Co-hosted by Maya Dowling-Wolfe ’23 and Esther Park ’23, the Stripped Bear podcast explores self-identity and self-love every Friday. Each month has two solo episodes—one hosted only by Dowling-Wolfe, and one hosted only by Park—one joint episode and one “wild card” episode. The podcast, which launched on January 1, covers episodes related to the Bowdoin experience and beyond, and has spanned topics from allyship to dating at Bowdoin to fatphobia.
“I think the goal of the podcast, in general, is just to amplify marginalized voices and give people a chance to tell their story,” Dowling-Wolfe said in a Zoom interview with the Orient. “I think everyone has a story and a life that no one really knows about.”
For Park, the podcast is an extension of her own contemplation of topics such as BIPOC and women’s places in college campuses and male-dominated spaces, which she had pursued through her own work in courses and YouTube videos. She hopes that the episodes also reflect a similar atmosphere as the affinity groups she belongs to at Bowdoin.
“Topics about Black women’s experiences, Asian experiences—that’s a big interest for me because those affinity groups were the avenues that really helped me cope and helped me find happiness and connection at Bowdoin,” Park said in a Zoom interview with the Orient.
The podcast began in December, after Dowling-Wolfe was inspired by her friend’s podcast,“Whitman’s So White” in November, and texted Park.
“[Park] was immediately on board,” Dowling-Wolfe said. “We wanted to change the vibe of the podcast to be more personal so we could have more creativity with it.”
Along with their shared passion for examining topics pertaining to race, gender and sexuality, Dowling-Wolfe and Park’s friendship has also been a key part of the podcast.
“I think the podcast works really well because we have such different life experiences,” Dowling-Wolfe said. “We communicate a lot, and we’re pretty honest with things that we want changed or we want fixed.”
Communication has been especially important for the pair as they’ve had to work across a nine-hour time difference, with Park Zooming in from Dubai and Dowling-Wolfe from Maine. In addition to juggling recording times, the Dowling-Wolfe and Park have had to divide production responsibilities such as editing and social media management.
“We’ve been sharing tips and tricks and trying to streamline the content while we take turns on editing, which is kind of hard because the editing really does have a big part in establishing the tone and the voice of the show,” Park said. We’re working on it; it’s a learning process.”
While the pair enjoy working together, both Park and Dowling-Wolfe pointed to how important their individually-hosted episodes have been to them.
“The first solo one that I did which was longing and belonging,” Park said. “The U.S. is the fourth country I’ve lived in. I’ve kind of talked about what I’ve picked up along the way and what I’ve kind of lost along the way. That was really special for me because it’s a big part of my identity and something that I feel like I don’t talk about at great lengths often.”

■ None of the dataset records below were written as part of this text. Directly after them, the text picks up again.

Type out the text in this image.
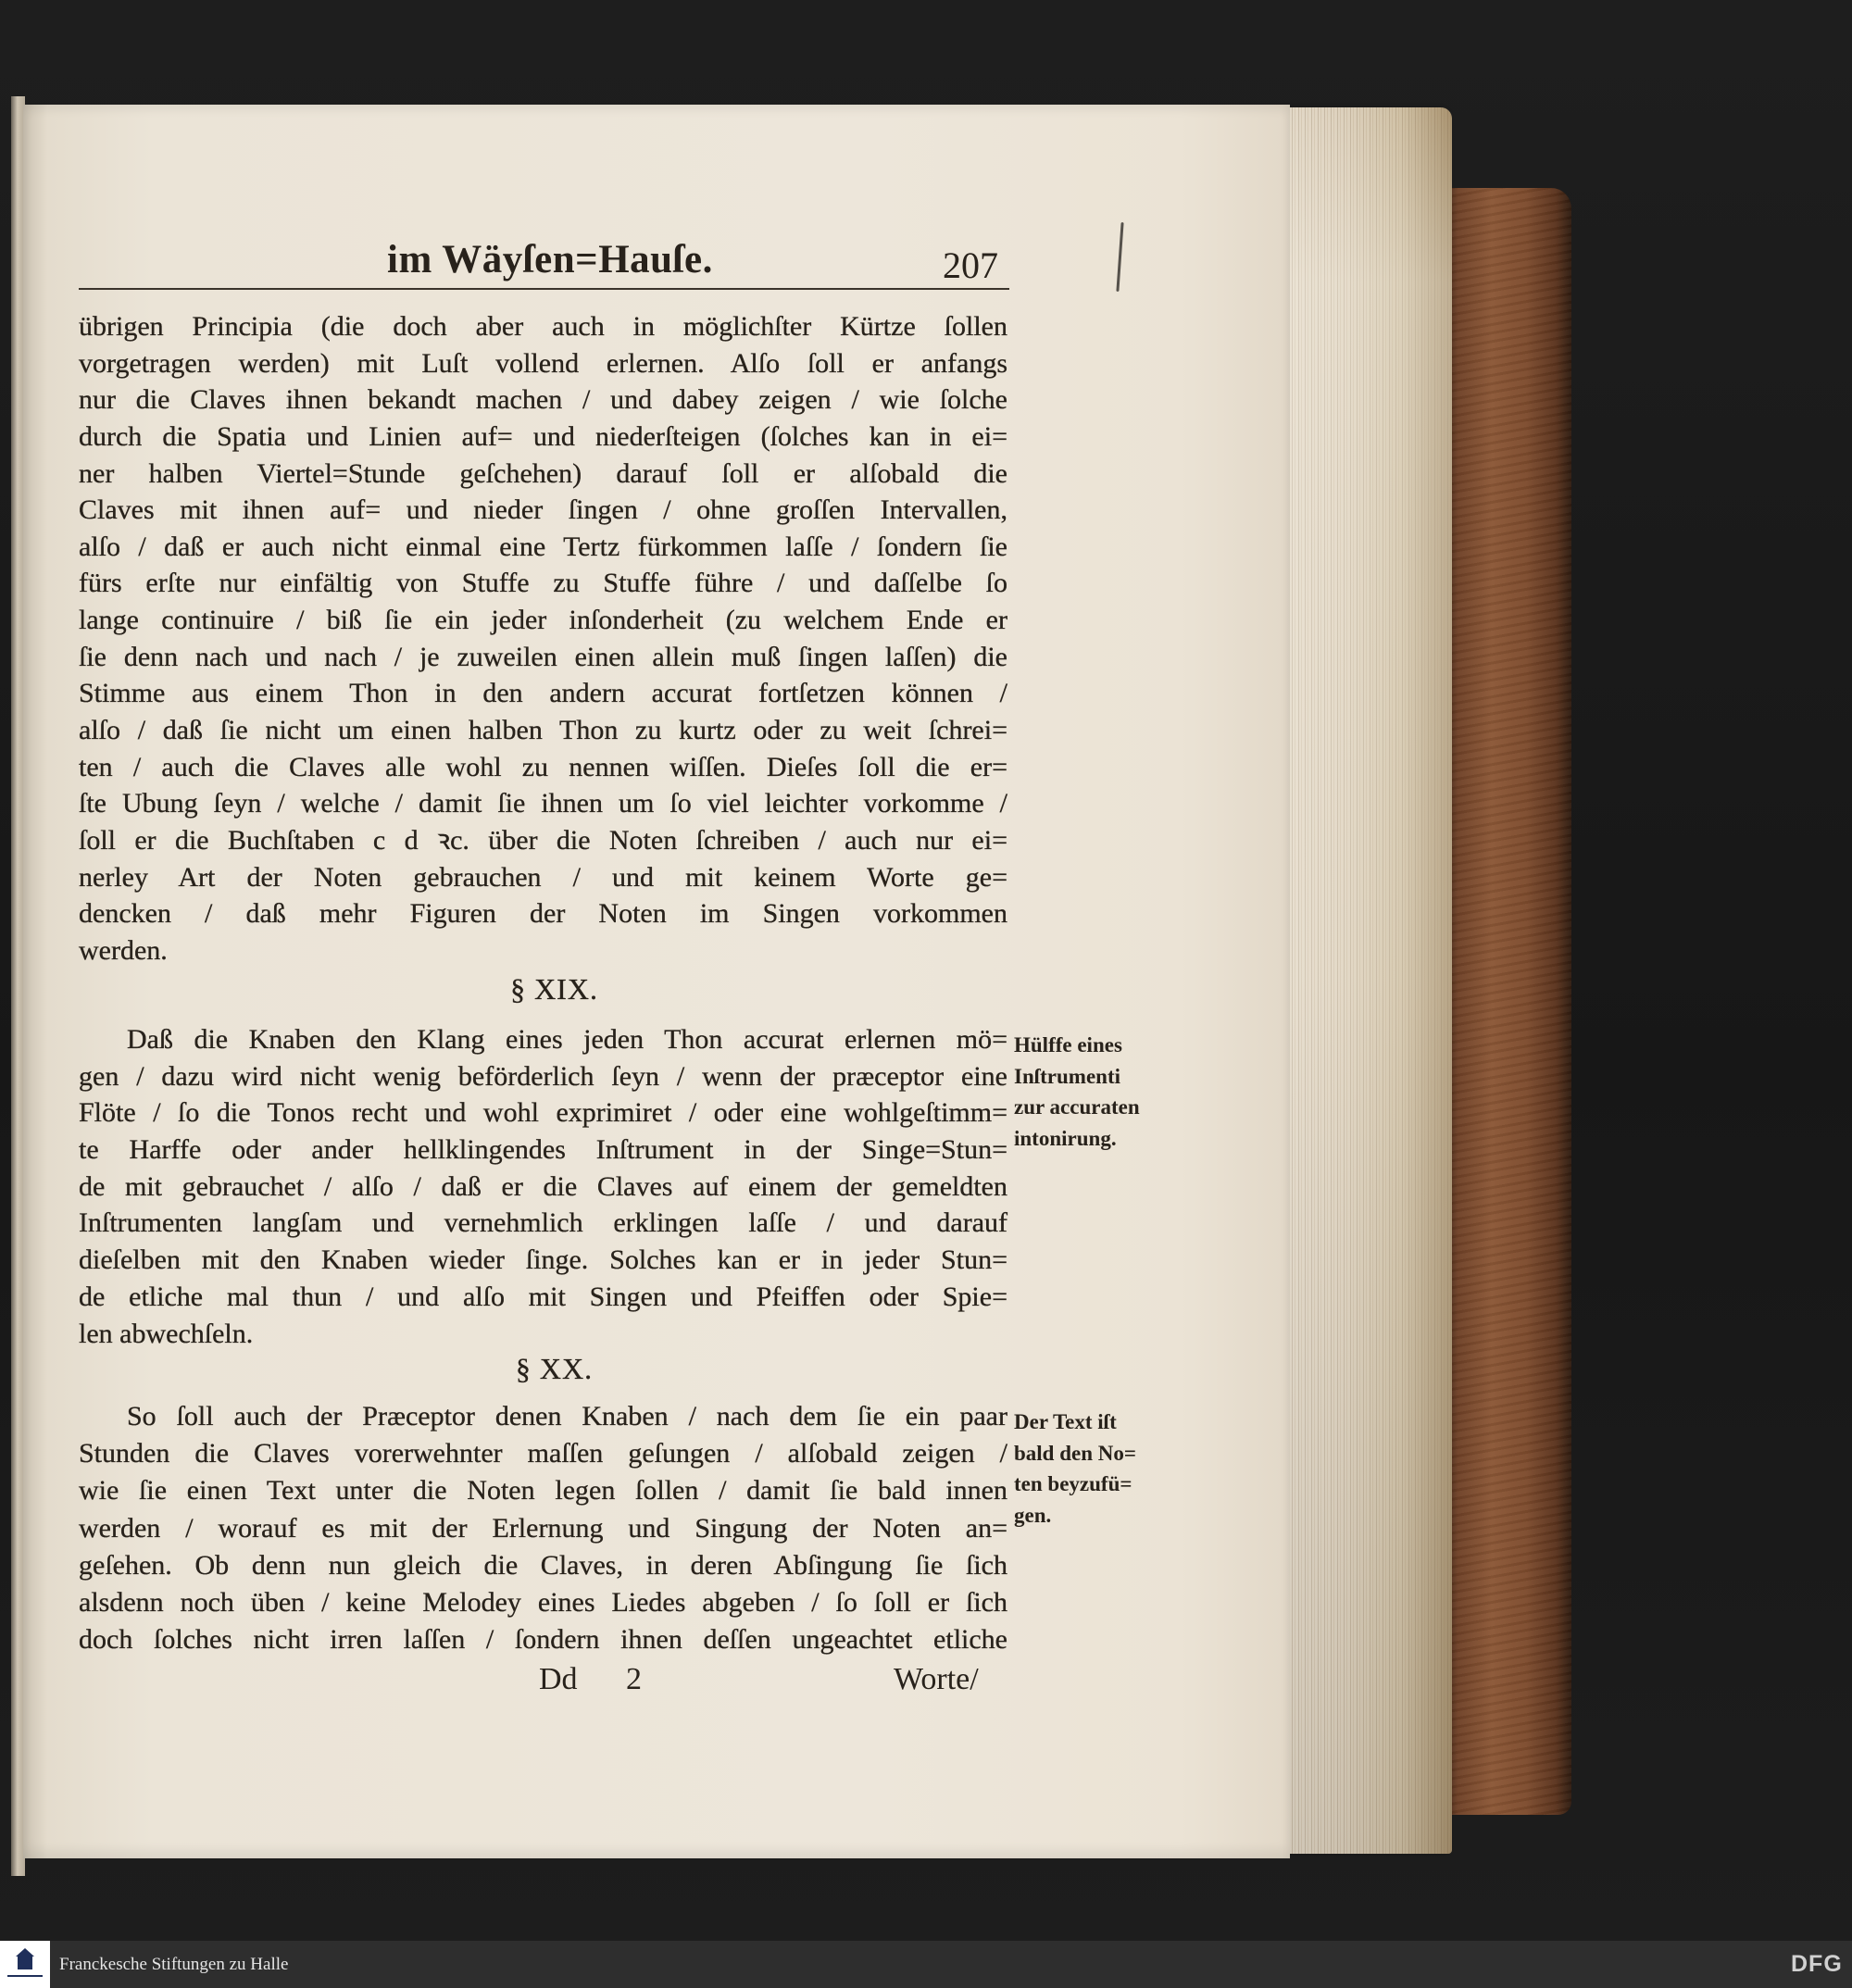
im Wäyſen=Hauſe.	207
übrigen Principia (die doch aber auch in möglichſter Kürtze ſollen
vorgetragen werden) mit Luſt vollend erlernen. Alſo ſoll er anfangs
nur die Claves ihnen bekandt machen / und dabey zeigen / wie ſolche
durch die Spatia und Linien auf= und niederſteigen (ſolches kan in ei=
ner halben Viertel=Stunde geſchehen) darauf ſoll er alſobald die
Claves mit ihnen auf= und nieder ſingen / ohne groſſen Intervallen,
alſo / daß er auch nicht einmal eine Tertz fürkommen laſſe / ſondern ſie
fürs erſte nur einfältig von Stuffe zu Stuffe führe / und daſſelbe ſo
lange continuire / biß ſie ein jeder inſonderheit (zu welchem Ende er
ſie denn nach und nach / je zuweilen einen allein muß ſingen laſſen) die
Stimme aus einem Thon in den andern accurat fortſetzen können /
alſo / daß ſie nicht um einen halben Thon zu kurtz oder zu weit ſchrei=
ten / auch die Claves alle wohl zu nennen wiſſen. Dieſes ſoll die er=
ſte Ubung ſeyn / welche / damit ſie ihnen um ſo viel leichter vorkomme /
ſoll er die Buchſtaben c d ꝛc. über die Noten ſchreiben / auch nur ei=
nerley Art der Noten gebrauchen / und mit keinem Worte ge=
dencken / daß mehr Figuren der Noten im Singen vorkommen
werden.
§ XIX.
Daß die Knaben den Klang eines jeden Thon accurat erlernen mö=
gen / dazu wird nicht wenig beförderlich ſeyn / wenn der præceptor eine
Flöte / ſo die Tonos recht und wohl exprimiret / oder eine wohlgeſtimm=
te Harffe oder ander hellklingendes Inſtrument in der Singe=Stun=
de mit gebrauchet / alſo / daß er die Claves auf einem der gemeldten
Inſtrumenten langſam und vernehmlich erklingen laſſe / und darauf
dieſelben mit den Knaben wieder ſinge. Solches kan er in jeder Stun=
de etliche mal thun / und alſo mit Singen und Pfeiffen oder Spie=
len abwechſeln.
§ XX.
So ſoll auch der Præceptor denen Knaben / nach dem ſie ein paar
Stunden die Claves vorerwehnter maſſen geſungen / alſobald zeigen /
wie ſie einen Text unter die Noten legen ſollen / damit ſie bald innen
werden / worauf es mit der Erlernung und Singung der Noten an=
geſehen. Ob denn nun gleich die Claves, in deren Abſingung ſie ſich
alsdenn noch üben / keine Melodey eines Liedes abgeben / ſo ſoll er ſich
doch ſolches nicht irren laſſen / ſondern ihnen deſſen ungeachtet etliche
Hülffe eines
Inſtrumenti
zur accuraten
intonirung.
Der Text iſt
bald den No=
ten beyzufü=
gen.
Dd 2	Worte/
Franckesche Stiftungen zu Halle	DFG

Dowling-Wolfe added that her first solo episode, which focused on her adoption, was valuable not just in its creation, but in the response she received afterward.
“I was really overwhelmed with the people who listened to it and who reached out,” she said. “It was just such a vulnerable moment for me, and to be met with loving kindness was amazing.”
Both Dowling-Wolfe and Park have appreciated the feedback they’ve received on social media and the support for their content.
“Yesterday I had a friend private message me on a Zoom call in our class being like, ‘Your podcast is so cool, I listened to it!’” Park said.
The pair plans to continue their podcast and to welcome guests from beyond the Bowdoin community in upcoming episodes. They look forward to continuing their podcast and to learning more about themselves, each other and these impactful topics with every new episode.
“I just want to acknowledge that we’re far from perfect, and we try to word things perfectly and to edit things to the best that we can, but we’re still learning,” Park said. “I thank everyone for their support. It’s a two-woman job and we’re trying our best.”